Not to say that a life lived in that band is necessarily inherently uninteresting, but if all the authors come from that band.

(Is 'band' even the word?!)
 

entertainment

Well-known member
The thing I hate the most is when art school types try to make films about the criminal world and it's just one parameter: cynicism and violence amplified to two hundred. The more gritty and hopeless it is, the more 'real' it is. Fuck off, these are real people, they laugh and smile and have insecurities and dreams just like everyone else.
 

luka

Well-known member
band is fine. and yes thats been the problem with the uk publishing industry for a very long time.
 

Corpsey

bandz ahoy
I wonder if you could advance so crude a proposition as 'the more interesting the life, the more interesting the writing'?

There has to be a baseline of lived experience, after all.
 

Mr. Tea

Let's Talk About Ceps
if fewer self-important furrowed white brows were allowed to publish books that would be no terrible loss.
Oh come the fuck off it with this "allowed" nonsense. Who do you imagine functioning as arbitrator of books by white authors to ensure that their portrayal of non-white characters meets some standard of originality and non-stereotypicality? You going to selflessly offer your own services?

Of course if a given book has characterization that you think is lazy and cliched then you are allowed not to read it.
 

luka

Well-known member
I wonder if you could advance so crude a proposition as 'the more interesting the life, the more interesting the writing'?

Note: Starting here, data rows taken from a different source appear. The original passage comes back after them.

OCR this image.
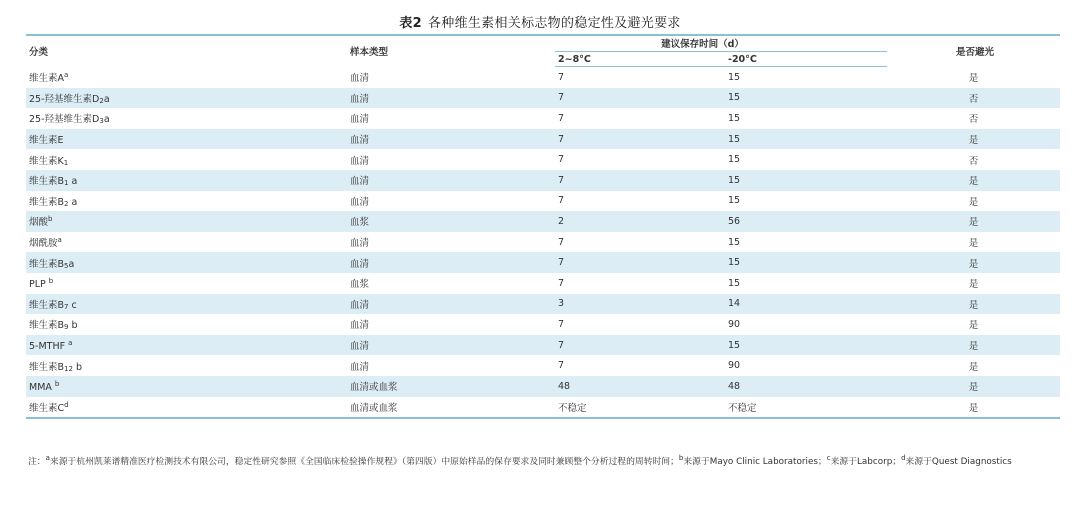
表2 各种维生素相关标志物的稳定性及避光要求
分类	样本类型	建议保存时间（d）		是否避光
		2~8°C	-20°C	
维生素$A^a$	血清	7	15	是
25-羟基维生素$D_2a$	血清	7	15	否
25-羟基维生素$D_3a$	血清	7	15	否
维生素E	血清	7	15	是
维生素$K_1$	血清	7	15	否
维生素$B_1$ a	血清	7	15	是
维生素$B_2$ a	血清	7	15	是
烟酸$^b$	血浆	2	56	是
烟酰胺$^a$	血清	7	15	是
维生素$B_5a$	血清	7	15	是
PLP $^b$	血浆	7	15	是
维生素$B_7$ c	血清	3	14	是
维生素$B_9$ b	血清	7	90	是
5-MTHF $^a$	血清	7	15	是
维生素$B_{12}$ b	血清	7	90	是
MMA $^b$	血清或血浆	48	48	是
维生素$C^d$	血清或血浆	不稳定	不稳定	是
注：$^a$来源于杭州凯莱谱精准医疗检测技术有限公司，稳定性研究参照《全国临床检验操作规程》（第四版）中原始样品的保存要求及同时兼顾整个分析过程的周转时间；$^b$来源于Mayo Clinic Laboratories；$^c$来源于Labcorp；$^d$来源于Quest Diagnostics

There has to be a baseline of lived experience, after all.

i doubt it. Shakespeare had a relatively boring life from what we know. ts eliot worked in a bank. pessoa was some kind of boring clerk. kafka didnt do fuck all. on the other hand Cervantes life was a picaresque novel all of its own
 

luka

Well-known member
Who do you imagine functioning as arbitrator of books

the arbitor of books is the publishing industry. this is fairly obvious i would have thought. it's comissioning editors, agents, broadsheet newspapers, the tls, the lrb, radio 4, it's bookshops, it's readers themselves as consumers.
 

Corpsey

bandz ahoy
That's true, although Eliot as far as i recall used to go on recces into the more sordid areas of London on the hunt for material — and of course moved to London in the first place from America, which presumably gives you an interesting perspective in of itself. And then later on converted to Catholicism, and got married when he was in his 70s (this is all off the top of my head).
 

luka

Well-known member
these are the same things we are talking about on the xtra urban thread. why does the slop on the feed tray look and taste the way it does? what are the forces involved?
 

luka

Well-known member
That's true, although Eliot as far as i recall used to go on recces into the more sordid areas of London on the hunt for material — and of course moved to London in the first place from America, which presumably gives you an interesting perspective in of itself. And then later on converted to Catholicism, and got married when he was in his 70s (this is all off the top of my head).

its not the life so much as the sensibility and the nervous system its filtered through would be my position.
 

Mr. Tea

Let's Talk About Ceps
do we really need to splutter in this way tea? can we not be a bit more thoughtful?
Ha, oh I see - you're talking about who should be allowed to publish novels and I'm the one being hyperbolic.

The stupid thing is that I agree with your basic gist - diversity in art is an unequivocal good, right? - but you did phrase it rather ridiculously.